Ce constat survient après que le gouvernement a envisagé d'intervenir par décret pour encadrer les marges des distributeurs, dans l'objectif de s'assurer qu'elles ne dépassent pas les niveaux d'avant le début du conflit, comme l'indique BFMTV.
Des actions pour garantir un juste prix
Les prix du pétrole ont récemment enregistré une baisse, ce qui a poussé l'exécutif à appeler les distributeurs à réduire les prix à la pompe. Selon le ministre de l'Économie, Roland Lescure, "le diesel a chuté d'environ 13,7 centimes depuis son pic. Le coût du pétrole devrait également descendre rapidement en dessous de 90 dollars le baril".
Maud Bregeon rappelle que le rôle de l'État est de veiller à ce que personne ne profite de la situation. Le gouvernement a demandé l'ouverture d'une enquête à l'échelle de l'Union européenne pour détecter d'éventuels abus des raffineurs, comme l'indique Le Parisien.

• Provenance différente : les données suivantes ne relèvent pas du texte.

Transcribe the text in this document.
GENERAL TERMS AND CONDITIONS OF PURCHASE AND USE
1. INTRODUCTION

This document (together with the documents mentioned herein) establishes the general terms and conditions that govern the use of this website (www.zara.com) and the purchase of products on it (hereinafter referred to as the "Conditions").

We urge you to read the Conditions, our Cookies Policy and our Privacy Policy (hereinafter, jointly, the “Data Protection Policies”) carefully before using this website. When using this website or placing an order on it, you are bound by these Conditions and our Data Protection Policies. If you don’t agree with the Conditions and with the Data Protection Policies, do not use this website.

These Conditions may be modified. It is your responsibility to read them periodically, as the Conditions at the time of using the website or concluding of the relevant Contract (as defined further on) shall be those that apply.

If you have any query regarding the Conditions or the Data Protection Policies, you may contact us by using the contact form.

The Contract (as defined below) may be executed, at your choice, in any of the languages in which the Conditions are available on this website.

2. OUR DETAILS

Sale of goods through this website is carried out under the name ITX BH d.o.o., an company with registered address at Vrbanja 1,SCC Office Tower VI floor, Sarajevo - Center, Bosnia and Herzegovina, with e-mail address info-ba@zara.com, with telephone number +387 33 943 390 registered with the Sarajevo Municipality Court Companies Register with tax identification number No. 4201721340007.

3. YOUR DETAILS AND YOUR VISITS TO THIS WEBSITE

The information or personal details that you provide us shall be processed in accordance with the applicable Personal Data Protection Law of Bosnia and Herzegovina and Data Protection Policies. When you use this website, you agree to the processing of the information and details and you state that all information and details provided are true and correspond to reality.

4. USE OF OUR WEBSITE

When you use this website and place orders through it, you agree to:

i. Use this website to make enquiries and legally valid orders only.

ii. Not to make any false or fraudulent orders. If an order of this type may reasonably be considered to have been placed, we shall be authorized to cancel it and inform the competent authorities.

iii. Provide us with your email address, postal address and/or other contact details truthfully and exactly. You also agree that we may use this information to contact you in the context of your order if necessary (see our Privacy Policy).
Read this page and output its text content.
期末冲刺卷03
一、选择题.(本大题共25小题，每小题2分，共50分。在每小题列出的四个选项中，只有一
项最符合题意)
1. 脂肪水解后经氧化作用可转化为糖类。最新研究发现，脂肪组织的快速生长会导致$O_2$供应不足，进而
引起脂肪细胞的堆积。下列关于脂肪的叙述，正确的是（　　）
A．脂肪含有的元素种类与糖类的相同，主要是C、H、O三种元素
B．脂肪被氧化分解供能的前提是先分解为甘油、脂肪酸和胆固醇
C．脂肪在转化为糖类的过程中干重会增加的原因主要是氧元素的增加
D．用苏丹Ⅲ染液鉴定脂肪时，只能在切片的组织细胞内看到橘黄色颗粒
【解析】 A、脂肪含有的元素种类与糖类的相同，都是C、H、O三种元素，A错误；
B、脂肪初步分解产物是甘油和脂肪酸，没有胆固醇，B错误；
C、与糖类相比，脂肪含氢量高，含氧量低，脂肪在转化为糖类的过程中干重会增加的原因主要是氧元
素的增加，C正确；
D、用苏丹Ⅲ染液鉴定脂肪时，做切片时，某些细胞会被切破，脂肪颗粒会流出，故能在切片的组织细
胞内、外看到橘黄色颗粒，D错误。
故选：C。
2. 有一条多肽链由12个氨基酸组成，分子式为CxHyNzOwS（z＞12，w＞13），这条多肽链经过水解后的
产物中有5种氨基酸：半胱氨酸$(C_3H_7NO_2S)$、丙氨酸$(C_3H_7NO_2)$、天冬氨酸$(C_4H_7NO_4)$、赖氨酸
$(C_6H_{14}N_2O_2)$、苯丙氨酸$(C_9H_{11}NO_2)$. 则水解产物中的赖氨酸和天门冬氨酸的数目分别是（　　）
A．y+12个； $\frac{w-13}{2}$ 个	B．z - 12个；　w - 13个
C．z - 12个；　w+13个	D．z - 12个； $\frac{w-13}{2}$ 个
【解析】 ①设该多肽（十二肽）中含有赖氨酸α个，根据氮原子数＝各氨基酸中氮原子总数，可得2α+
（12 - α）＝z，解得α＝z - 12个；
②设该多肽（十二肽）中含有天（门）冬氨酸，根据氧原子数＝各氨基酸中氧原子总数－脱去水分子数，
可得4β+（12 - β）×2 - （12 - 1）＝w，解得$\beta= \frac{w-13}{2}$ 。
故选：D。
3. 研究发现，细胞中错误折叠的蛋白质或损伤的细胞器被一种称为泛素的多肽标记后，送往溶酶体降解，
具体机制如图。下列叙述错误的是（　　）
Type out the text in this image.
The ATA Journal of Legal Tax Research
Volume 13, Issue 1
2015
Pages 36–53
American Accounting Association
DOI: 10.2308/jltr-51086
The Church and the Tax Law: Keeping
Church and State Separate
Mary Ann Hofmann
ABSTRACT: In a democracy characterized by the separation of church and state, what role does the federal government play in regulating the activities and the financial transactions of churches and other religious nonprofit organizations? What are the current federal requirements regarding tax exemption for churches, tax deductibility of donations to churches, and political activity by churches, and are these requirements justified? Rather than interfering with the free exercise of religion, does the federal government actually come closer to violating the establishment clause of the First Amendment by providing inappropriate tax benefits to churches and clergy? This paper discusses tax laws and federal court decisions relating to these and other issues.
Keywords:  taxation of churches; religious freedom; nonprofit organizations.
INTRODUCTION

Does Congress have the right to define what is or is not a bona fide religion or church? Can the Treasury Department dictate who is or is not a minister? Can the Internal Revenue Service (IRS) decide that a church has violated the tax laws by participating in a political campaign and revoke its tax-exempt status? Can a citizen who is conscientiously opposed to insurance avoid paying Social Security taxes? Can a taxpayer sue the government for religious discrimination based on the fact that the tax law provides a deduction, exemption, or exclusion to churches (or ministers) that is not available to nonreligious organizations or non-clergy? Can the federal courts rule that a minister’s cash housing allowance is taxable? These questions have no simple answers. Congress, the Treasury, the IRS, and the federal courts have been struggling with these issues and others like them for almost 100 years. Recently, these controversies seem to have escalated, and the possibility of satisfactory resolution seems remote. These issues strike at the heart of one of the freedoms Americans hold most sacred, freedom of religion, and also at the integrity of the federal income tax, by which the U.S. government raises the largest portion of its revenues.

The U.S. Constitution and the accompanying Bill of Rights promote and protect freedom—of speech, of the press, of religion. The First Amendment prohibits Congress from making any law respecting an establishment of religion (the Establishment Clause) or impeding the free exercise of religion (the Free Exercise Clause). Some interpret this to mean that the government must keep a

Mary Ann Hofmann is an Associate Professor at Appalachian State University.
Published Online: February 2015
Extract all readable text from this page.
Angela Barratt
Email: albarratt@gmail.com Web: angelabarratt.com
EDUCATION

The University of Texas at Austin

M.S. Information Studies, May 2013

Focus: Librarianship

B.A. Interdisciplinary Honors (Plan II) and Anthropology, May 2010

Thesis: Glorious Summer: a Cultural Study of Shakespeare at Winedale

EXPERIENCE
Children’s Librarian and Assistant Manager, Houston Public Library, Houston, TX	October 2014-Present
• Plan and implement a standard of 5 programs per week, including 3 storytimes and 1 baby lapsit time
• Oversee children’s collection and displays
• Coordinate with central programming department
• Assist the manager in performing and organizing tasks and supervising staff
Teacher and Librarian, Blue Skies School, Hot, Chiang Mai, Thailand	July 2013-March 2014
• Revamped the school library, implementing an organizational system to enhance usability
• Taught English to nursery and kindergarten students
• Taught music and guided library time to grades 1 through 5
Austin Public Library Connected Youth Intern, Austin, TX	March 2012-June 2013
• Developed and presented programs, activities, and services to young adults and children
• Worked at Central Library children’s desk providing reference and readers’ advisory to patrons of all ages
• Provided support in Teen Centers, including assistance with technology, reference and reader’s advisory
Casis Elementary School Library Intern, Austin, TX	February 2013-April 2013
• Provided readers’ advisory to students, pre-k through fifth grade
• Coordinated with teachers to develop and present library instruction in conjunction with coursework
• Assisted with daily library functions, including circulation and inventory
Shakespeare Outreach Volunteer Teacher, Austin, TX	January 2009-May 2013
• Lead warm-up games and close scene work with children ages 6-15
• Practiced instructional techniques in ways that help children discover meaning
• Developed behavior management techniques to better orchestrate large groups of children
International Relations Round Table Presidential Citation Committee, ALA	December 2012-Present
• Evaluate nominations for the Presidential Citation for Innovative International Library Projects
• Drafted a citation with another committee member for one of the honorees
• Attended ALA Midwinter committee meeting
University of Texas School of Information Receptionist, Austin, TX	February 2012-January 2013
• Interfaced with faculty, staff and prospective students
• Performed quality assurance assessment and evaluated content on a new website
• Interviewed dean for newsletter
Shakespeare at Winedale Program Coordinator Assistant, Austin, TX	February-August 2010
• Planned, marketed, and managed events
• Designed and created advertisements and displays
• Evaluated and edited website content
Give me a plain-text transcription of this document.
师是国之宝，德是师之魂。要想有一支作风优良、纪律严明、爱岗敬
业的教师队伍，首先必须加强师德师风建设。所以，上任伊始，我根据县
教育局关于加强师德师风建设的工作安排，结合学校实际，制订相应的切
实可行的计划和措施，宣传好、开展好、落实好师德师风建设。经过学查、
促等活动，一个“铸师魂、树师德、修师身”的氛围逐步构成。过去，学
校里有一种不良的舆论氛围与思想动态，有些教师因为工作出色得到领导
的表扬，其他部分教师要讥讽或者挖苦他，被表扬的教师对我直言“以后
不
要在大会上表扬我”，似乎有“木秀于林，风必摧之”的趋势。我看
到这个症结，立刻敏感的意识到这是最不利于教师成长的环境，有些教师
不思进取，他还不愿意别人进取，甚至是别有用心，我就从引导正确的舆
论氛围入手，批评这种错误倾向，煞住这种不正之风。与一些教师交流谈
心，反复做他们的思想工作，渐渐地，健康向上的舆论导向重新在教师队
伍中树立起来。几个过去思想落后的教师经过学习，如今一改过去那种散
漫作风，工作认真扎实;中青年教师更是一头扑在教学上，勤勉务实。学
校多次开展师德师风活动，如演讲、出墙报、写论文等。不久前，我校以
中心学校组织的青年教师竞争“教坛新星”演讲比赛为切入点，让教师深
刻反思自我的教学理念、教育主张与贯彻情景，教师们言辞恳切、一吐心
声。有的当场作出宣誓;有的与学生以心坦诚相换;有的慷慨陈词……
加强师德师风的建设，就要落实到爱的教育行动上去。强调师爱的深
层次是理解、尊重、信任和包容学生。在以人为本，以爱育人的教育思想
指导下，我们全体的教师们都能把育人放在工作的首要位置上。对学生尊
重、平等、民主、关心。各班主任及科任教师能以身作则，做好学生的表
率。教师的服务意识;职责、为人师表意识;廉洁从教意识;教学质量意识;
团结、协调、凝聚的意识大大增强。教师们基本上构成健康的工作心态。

Pour Maud Bregeon, il est crucial de veiller à ce que les baisses des prix des matières premières se répercutent rapidement sur le consommateur, tout autant que les augmentations. "La vigilance reste de mise", a-t-elle précisé.
Depuis le déclenchement des hostilités, le gouvernement a mis en place plusieurs mesures d'aide totalisant 130 millions d'euros, dont 70 millions destinés aux transporteurs, pêcheurs et agriculteurs. Un nouveau "paquet d'aides" pourrait être annoncé en mai pour soutenir les secteurs les plus affectés par la flambée des prix.